Стаканы и кружки с пивом или пустые стояли на столах, на подоконниках. Лица, не нашедшие себе места в главной комнате, стояли в дверях соседних трех небольших покоев, составляющих квартиру, и слушали, что говорил Дембек.
Сильным, металлическим голосом, которого нельзя было и ожидать из этой узкой, впалой груди, с приемами привычного оратора, сообразуя силу звука с размерами покоя и с числом слушателей, и с тем, что надо выразить, говорит этот недавний узник Петропавловки, "российский пленник", выпущенный наконец на свободу, исхудавший, бледный ксендз.
— Хотите знать, дети мои, что испытать нам всем пришлось и здесь во время беззаконного следствия и долгого суда?.. Что испытали мы потом? Тяжело даже вспоминать, дети мои! Мучений — без конца. А начнешь говорить, так и слов не находишь. Да и повторять пришлось бы только одно! невыносимая пытка душевная, телесные лишения и изнурение без конца! Дети мои, не на ваших ли глазах все происходило?.. И так недавно. Всего три года тому назад… почти день в день… Первый раз позвали нас всех на спросы, на допросы… Живых не щадили… Мертвых — тревожили в могиле… Полумертвых узников, как наш славный мученик, наш майор Лукасиньский, — в тяжелых оковах водили на очные ставки с "новыми преступниками", как называли всех, кто только попадал на допрос пред очи высокой комиссии. Нужды нет, что хватали сотни людей, допрашивали, отпускали и только сорок нас отданы были судейскому синедриону, по повелению Пилата польского… Именем преступников заранее клеймили всех!..
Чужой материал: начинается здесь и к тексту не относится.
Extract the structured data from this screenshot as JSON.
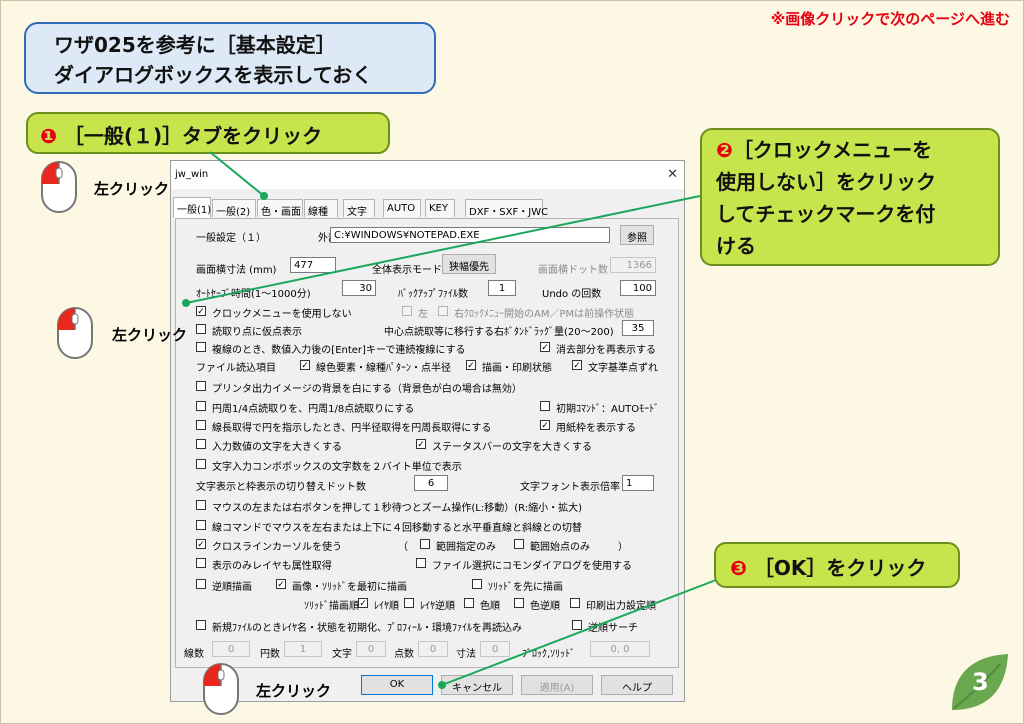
{
  "top_note": "※画像クリックで次のページへ進む",
  "title": {
    "line1": "ワザ025を参考に［基本設定］",
    "line2": "ダイアログボックスを表示しておく"
  },
  "step1": {
    "num": "❶",
    "text": "［一般(１)］タブをクリック"
  },
  "step2": {
    "num": "❷",
    "lines": [
      "［クロックメニューを",
      "使用しない］をクリック",
      "してチェックマークを付",
      "ける"
    ]
  },
  "step3": {
    "num": "❸",
    "text": "［OK］をクリック"
  },
  "click_label": "左クリック",
  "page_number": "3",
  "dialog": {
    "title": "jw_win",
    "close": "✕",
    "tabs": [
      "一般(1)",
      "一般(2)",
      "色・画面",
      "線種",
      "文字",
      "AUTO",
      "KEY",
      "DXF・SXF・JWC"
    ],
    "section_label": "一般設定（１）",
    "editor_label": "外部エディタ",
    "editor_value": "C:¥WINDOWS¥NOTEPAD.EXE",
    "browse_button": "参照",
    "screen_width_label": "画面横寸法 (mm)",
    "screen_width_value": "477",
    "fullscreen_label": "全体表示モード",
    "fullscreen_button": "狭幅優先",
    "screen_dots_label": "画面横ドット数",
    "screen_dots_value": "1366",
    "autosave_label": "ｵｰﾄｾｰﾌﾞ時間(1～1000分)",
    "autosave_value": "30",
    "backup_label": "ﾊﾞｯｸｱｯﾌﾟﾌｧｲﾙ数",
    "backup_value": "1",
    "undo_label": "Undo の回数",
    "undo_value": "100",
    "clock_menu_label": "クロックメニューを使用しない",
    "clock_left_label": "左",
    "clock_ampm_label": "右ｸﾛｯｸﾒﾆｭｰ開始のAM／PMは前操作状態",
    "read_point_label": "読取り点に仮点表示",
    "center_read_label": "中心点読取等に移行する右ﾎﾞﾀﾝﾄﾞﾗｯｸﾞ量(20～200)",
    "center_read_value": "35",
    "multi_line_label": "複線のとき、数値入力後の[Enter]キーで連続複線にする",
    "erase_redraw_label": "消去部分を再表示する",
    "file_read_label": "ファイル読込項目",
    "line_color_label": "線色要素・線種ﾊﾟﾀｰﾝ・点半径",
    "draw_order_label": "描画・印刷状態",
    "text_base_label": "文字基準点ずれ",
    "print_white_label": "プリンタ出力イメージの背景を白にする（背景色が白の場合は無効）",
    "circle_read_label": "円周1/4点読取りを、円周1/8点読取りにする",
    "initial_cmd_label": "初期ｺﾏﾝﾄﾞ：AUTOﾓｰﾄﾞ",
    "length_circle_label": "線長取得で円を指示したとき、円半径取得を円周長取得にする",
    "paper_frame_label": "用紙枠を表示する",
    "input_big_label": "入力数値の文字を大きくする",
    "status_big_label": "ステータスバーの文字を大きくする",
    "combo_byte_label": "文字入力コンボボックスの文字数を２バイト単位で表示",
    "text_switch_label": "文字表示と枠表示の切り替えドット数",
    "text_switch_value": "6",
    "font_scale_label": "文字フォント表示倍率",
    "font_scale_value": "1",
    "zoom_label": "マウスの左または右ボタンを押して１秒待つとズーム操作(L:移動）(R:縮小・拡大)",
    "line_cmd_label": "線コマンドでマウスを左右または上下に４回移動すると水平垂直線と斜線との切替",
    "crossline_label": "クロスラインカーソルを使う",
    "paren_open": "（",
    "range_only_label": "範囲指定のみ",
    "range_start_label": "範囲始点のみ",
    "paren_close": "）",
    "layer_attr_label": "表示のみレイヤも属性取得",
    "common_dialog_label": "ファイル選択にコモンダイアログを使用する",
    "reverse_draw_label": "逆順描画",
    "image_first_label": "画像・ｿﾘｯﾄﾞを最初に描画",
    "solid_first_label": "ｿﾘｯﾄﾞを先に描画",
    "solid_order_label": "ｿﾘｯﾄﾞ描画順",
    "layer_order_label": "ﾚｲﾔ順",
    "layer_reverse_label": "ﾚｲﾔ逆順",
    "color_order_label": "色順",
    "color_reverse_label": "色逆順",
    "print_order_label": "印刷出力設定順",
    "new_file_label": "新規ﾌｧｲﾙのときﾚｲﾔ名・状態を初期化、ﾌﾟﾛﾌｨｰﾙ・環境ﾌｧｲﾙを再読込み",
    "reverse_search_label": "逆順サーチ",
    "stats": [
      {
        "label": "線数",
        "value": "0"
      },
      {
        "label": "円数",
        "value": "1"
      },
      {
        "label": "文字",
        "value": "0"
      },
      {
        "label": "点数",
        "value": "0"
      },
      {
        "label": "寸法",
        "value": "0"
      },
      {
        "label": "ﾌﾞﾛｯｸ,ｿﾘｯﾄﾞ",
        "value": "0, 0"
      }
    ],
    "buttons": {
      "ok": "OK",
      "cancel": "キャンセル",
      "apply": "適用(A)",
      "help": "ヘルプ"
    }
  },
  "colors": {
    "background": "#fdf8e3",
    "accent_red": "#e60012",
    "green_box": "#c8e44c",
    "title_box": "#dde9f7",
    "arrow_line": "#1aa85c"
  }
}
Горестно поник головой Дембек, давая этим время слушателям пережить тяжелое впечатление, вызванное его словами, проникнуться им. Потом заговорил живее прежнего.
— Кончилось следствие, пытка допросов и угроз, комедия закономерности, пародия на нее. Нас объяла тревога. Говорили, что повезут всех прямо в Петербург, там предадут военному суду. Но Бог судил иначе. Вы знаете, дети мои, Пилат внял последним голосам благоразумия… Сам просил судить всех здесь… назначить гласный суд. Князь. Любецкой, Чарторыский и другие поддержали его голос. В Петербурге послушали — и дело поступило в наш высший, сеймовый суд, на решение господ сенаторов, высоких отцов отчизны, защитников последней искры нашей свободы и чести, закона и правды… Они судили… правда, почти с острием казацкой сабли у горла… Судили, когда презусом был старый, бессильный граф Белинский, когда среди польских магнатов, отцов-сенаторов — сидело много предателей, подобных презренному, Богом отринутому графу Красинскому… Правда, он один только… один из всех — открыто подал голос за предание казни всех нас…
— Проклятый… Предатель!.. — сдержанным, но грозным вздохом-рокотом пронеслось по всем комнатам затихшей квартиры Высоцкого.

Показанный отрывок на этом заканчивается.